Relatos cortos recibidos en nuestro correo para participar en el concurso literario organizado por esta web.

Los textos están publicados de una forma aleatoria. Copiados y pegados, sin corregir sus posibles errores ortográficos.

 

La Carrera 

Unos días antes de la declaración salí a correr. No pensaba ir por la arena pero la luna llena y la marea vacía del todo decidieron que me lanzara por las primeras escaleras de acceso. No hacía viento, solo una tenue bruma marina flotaba en el ambiente mitigando el destello de las luces de colores de hoteles, tiendas y restaurantes. El perfume de la playa de Las Canteras, tan familiar para mi, había inundado mis pulmones.

Primero toque el muro de la virgen, aquello renovó mi pequeña hazaña nocturna. Un nuevo comienzo dentro del camino. Mis pisadas aumentaban el ritmo ante la invitación de aquella enorme pista que se cernía ante mis ojos, salpicada de rocas de arenisca y de basalto que debía sortear. Toqué con mi pie la última piedra vista de los Muellitos y emprendí la vuelta al principio, que sería también final.

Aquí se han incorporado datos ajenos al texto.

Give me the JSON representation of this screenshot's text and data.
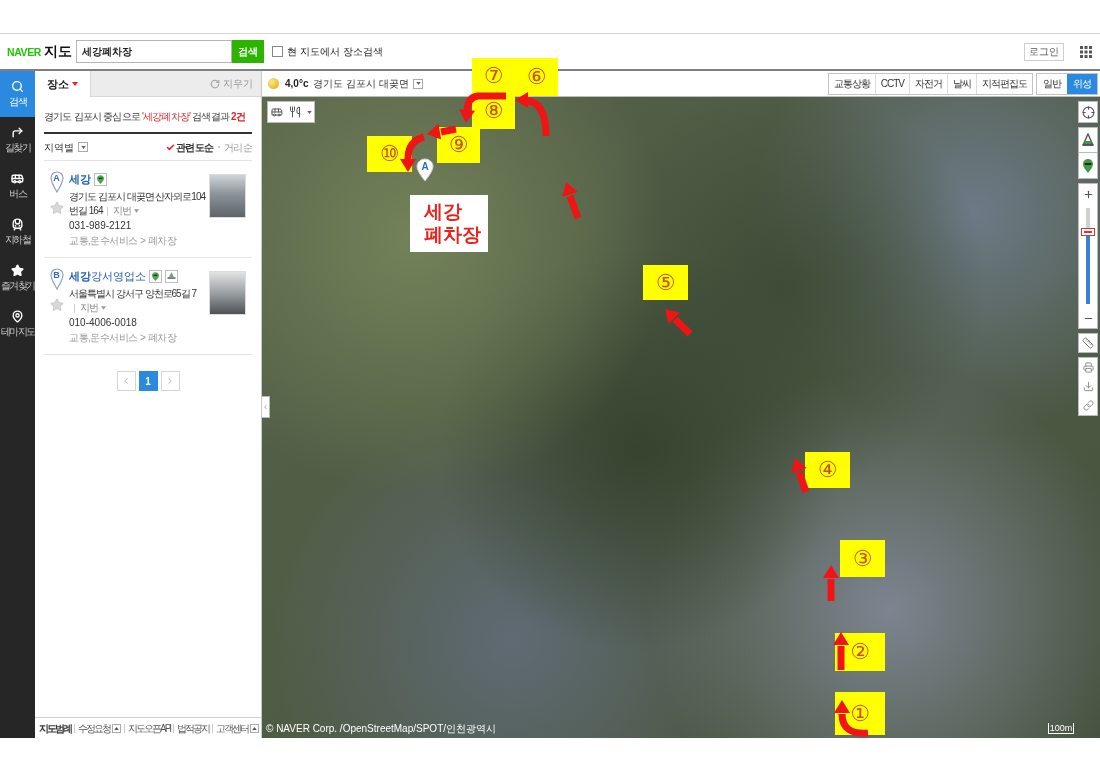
{
  "header": {
    "logo": {
      "brand": "NAVER",
      "service": "지도"
    },
    "search": {
      "value": "세강폐차장",
      "button": "검색"
    },
    "area_search": {
      "label": "현 지도에서 장소검색",
      "checked": false
    },
    "login": "로그인"
  },
  "nav": [
    {
      "label": "검색",
      "selected": true
    },
    {
      "label": "길찾기",
      "selected": false
    },
    {
      "label": "버스",
      "selected": false
    },
    {
      "label": "지하철",
      "selected": false
    },
    {
      "label": "즐겨찾기",
      "selected": false
    },
    {
      "label": "테마지도",
      "selected": false
    }
  ],
  "panel": {
    "tabs": [
      {
        "label": "장소",
        "selected": true
      }
    ],
    "clear": "지우기",
    "summary": {
      "prefix": "경기도 김포시 중심으로",
      "query": "'세강폐차장'",
      "suffix": "검색결과",
      "count": "2건"
    },
    "filter": "지역별",
    "sort": [
      {
        "label": "관련도순",
        "selected": true
      },
      {
        "label": "거리순",
        "selected": false
      }
    ],
    "results": [
      {
        "marker": "A",
        "name": {
          "highlight": "세강"
        },
        "icons": [
          {
            "kind": "pin"
          }
        ],
        "address": "경기도 김포시 대곶면 산자뫼로104번길 164",
        "jibun": "지번",
        "phone": "031-989-2121",
        "category": "교통,운수서비스 > 폐차장"
      },
      {
        "marker": "B",
        "name": {
          "highlight": "세강",
          "rest": "강서영업소"
        },
        "icons": [
          {
            "kind": "pin"
          },
          {
            "kind": "cone"
          }
        ],
        "address": "서울특별시 강서구 양천로65길 7",
        "jibun": "지번",
        "phone": "010-4006-0018",
        "category": "교통,운수서비스 > 폐차장"
      }
    ],
    "pages": [
      {
        "label": "1",
        "selected": true
      }
    ],
    "footer": [
      {
        "label": "지도범례",
        "kind": "legend"
      },
      {
        "label": "수정요청",
        "kind": "menu"
      },
      {
        "label": "지도오픈API",
        "kind": "link"
      },
      {
        "label": "법적공지",
        "kind": "link"
      },
      {
        "label": "고객센터",
        "kind": "menu"
      }
    ]
  },
  "map": {
    "weather": {
      "temperature": "4,0°c",
      "location": "경기도 김포시 대곶면"
    },
    "layers": [
      {
        "label": "교통상황",
        "on": false
      },
      {
        "label": "CCTV",
        "on": false
      },
      {
        "label": "자전거",
        "on": false
      },
      {
        "label": "날씨",
        "on": false
      },
      {
        "label": "지적편집도",
        "on": false
      }
    ],
    "map_types": [
      {
        "label": "일반",
        "selected": false
      },
      {
        "label": "위성",
        "selected": true
      }
    ],
    "zoom": {
      "level": 0.75
    },
    "marker": {
      "label": "A"
    },
    "annotations": {
      "steps": [
        {
          "label": "⑦"
        },
        {
          "label": "⑥"
        },
        {
          "label": "⑧"
        },
        {
          "label": "⑨"
        },
        {
          "label": "⑩"
        },
        {
          "label": "⑤"
        },
        {
          "label": "④"
        },
        {
          "label": "③"
        },
        {
          "label": "②"
        },
        {
          "label": "①"
        }
      ],
      "callout": "세강 폐차장"
    },
    "copyright": "© NAVER Corp. /OpenStreetMap/SPOT/인천광역시",
    "scale": "100m"
  }
}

Durante toda la carrera, en mi cabeza, no existía espacio para ningún pensamiento que no fuera dedicado a ese reducto de naturaleza avivado por la luz celeste, testigo de mis primeros pasos, de mi primer margullo, de mi primer beso de amor… Olvidé por un momento el presentimiento de mal presagio. Ahora en este encierro te ansío y te recreo, una y otra vez, grandiosa, benevolente, poderosa, curativa, energizante y pacificadora.

Ariadna Sosa


 

(Re)Nacer

El salitre ha quedado grabado en los cuerpos que una vez disfrutaron de su mar. La sal del océano Atlántico aguarda en nuestra piel para cerrar las heridas de un pasado que fue cautivado por la pleamar. Cada grano de arena preserva en su memoria nuestros primeros pasos, amoríos y confesiones, porque nuestras huellas aún siguen grabadas en la playa que nos vio crecer. La que nos ha protegido siempre de lo desconocido y ha sobrevivido tormentas por doquier. 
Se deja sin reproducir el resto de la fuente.